Era de noche. Era 19 de abril de 2018. Fidel Espinales, profesor horario de la Universidad Politécnica estaba entre los estudiantes de esa universidad que esa noche eran reprimidos por la Policía Orteguista. Había sido un día agitado en Nicaragua: universitarios protestando, antimotines y turbas orteguistas agrediendo a los manifestantes.

Ese día, Espinales se había unido a un grupo de estudiantes que protestaban en contra de las reformas a la Seguridad Social. Las imágenes de ese día van y viene en su cabeza; policías lanzando bombas, el sonido de los disparos, estudiantes corriendo aterrados. Pero hay una escena que no olvidará jamás, cuando vio morir a Darwin Urbina, el primer asesinado de la masacre de abril.

“Yo lo vi. Él agarró una lámina de zinc para cubrirse la cara y el pecho, pero el disparo lo traspasó. Darwin dio una vuelta de 360 grados del disparo. Veo que él estaba tirando sangre por la boca, pero no le veo ninguna herida y fue cuando le levanté una pañoleta negra que andaba y la herida era profunda. El disparo le había destruido la garganta”, relata desde Valencia, España.

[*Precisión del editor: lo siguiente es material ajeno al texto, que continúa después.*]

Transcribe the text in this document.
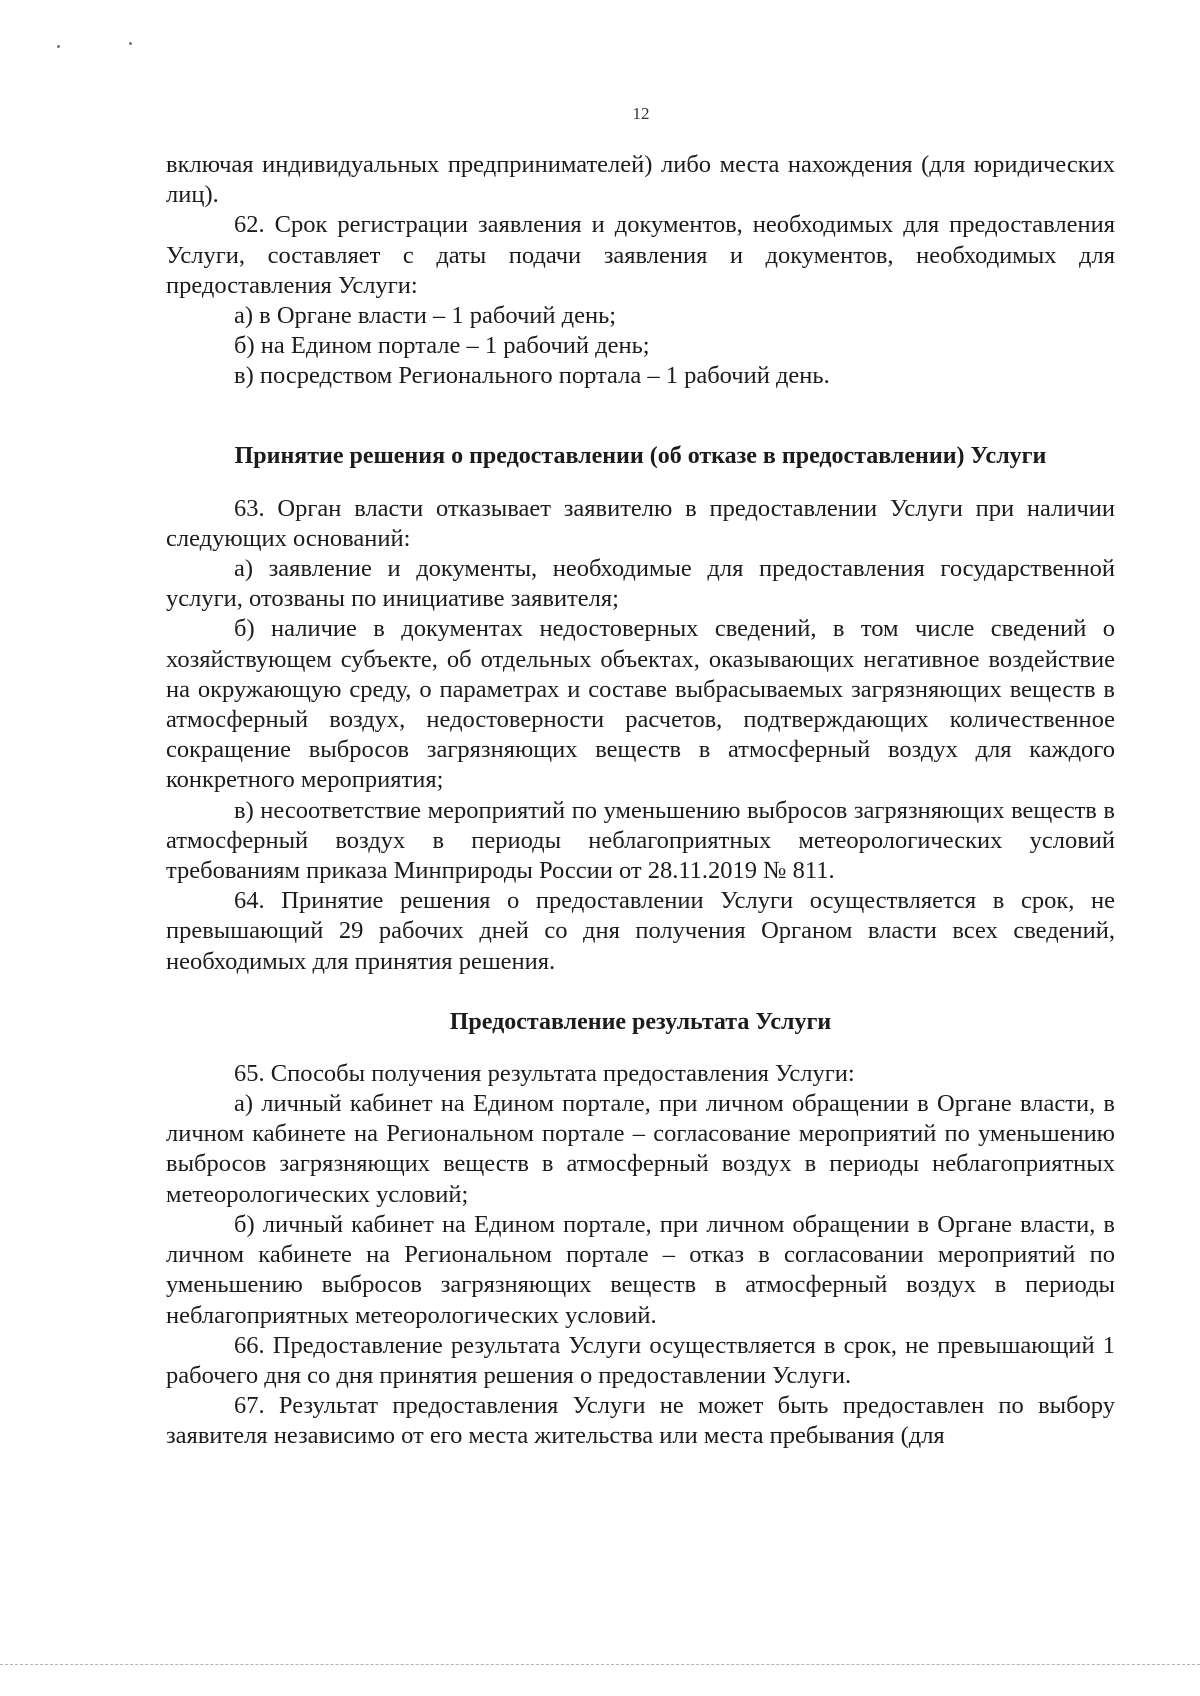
12

включая индивидуальных предпринимателей) либо места нахождения (для юридических лиц).

62. Срок регистрации заявления и документов, необходимых для предоставления Услуги, составляет с даты подачи заявления и документов, необходимых для предоставления Услуги:

а) в Органе власти – 1 рабочий день;

б) на Едином портале – 1 рабочий день;

в) посредством Регионального портала – 1 рабочий день.

Принятие решения о предоставлении (об отказе в предоставлении) Услуги

63. Орган власти отказывает заявителю в предоставлении Услуги при наличии следующих оснований:

а) заявление и документы, необходимые для предоставления государственной услуги, отозваны по инициативе заявителя;

б) наличие в документах недостоверных сведений, в том числе сведений о хозяйствующем субъекте, об отдельных объектах, оказывающих негативное воздействие на окружающую среду, о параметрах и составе выбрасываемых загрязняющих веществ в атмосферный воздух, недостоверности расчетов, подтверждающих количественное сокращение выбросов загрязняющих веществ в атмосферный воздух для каждого конкретного мероприятия;

в) несоответствие мероприятий по уменьшению выбросов загрязняющих веществ в атмосферный воздух в периоды неблагоприятных метеорологических условий требованиям приказа Минприроды России от 28.11.2019 № 811.

64. Принятие решения о предоставлении Услуги осуществляется в срок, не превышающий 29 рабочих дней со дня получения Органом власти всех сведений, необходимых для принятия решения.

Предоставление результата Услуги

65. Способы получения результата предоставления Услуги:

а) личный кабинет на Едином портале, при личном обращении в Органе власти, в личном кабинете на Региональном портале – согласование мероприятий по уменьшению выбросов загрязняющих веществ в атмосферный воздух в периоды неблагоприятных метеорологических условий;

б) личный кабинет на Едином портале, при личном обращении в Органе власти, в личном кабинете на Региональном портале – отказ в согласовании мероприятий по уменьшению выбросов загрязняющих веществ в атмосферный воздух в периоды неблагоприятных метеорологических условий.

66. Предоставление результата Услуги осуществляется в срок, не превышающий 1 рабочего дня со дня принятия решения о предоставлении Услуги.

67. Результат предоставления Услуги не может быть предоставлен по выбору заявителя независимо от его места жительства или места пребывания (для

Espinales calcula que estaba a unos cinco metros de Urbina. Lo cargaron, lo arrastaron por unos 30 metros y ahí, tirado en el pavimiento intentaron revivirlo. Espinales salió corriendo a buscar ayuda, pero cuando regresó a Urbina ya se lo habían llevado al hospital.

Las máscaras que Espinales fábrica las vende a través de las redes sociales. LA PRENSA/CORTESÍA

Espinales regresó a su casa de madrugada. “Fue horrible llegar lleno de sangre y escuchar a mi mamá pidiéndome que me saliera de todo”, cuenta. Pero sabía que tenía que seguir luchando. “La represión aumentaría y los tres próximos días busqué alimentos, medicamentos, máscaras antigás y los repartimos entre el estudiantado”, asegura.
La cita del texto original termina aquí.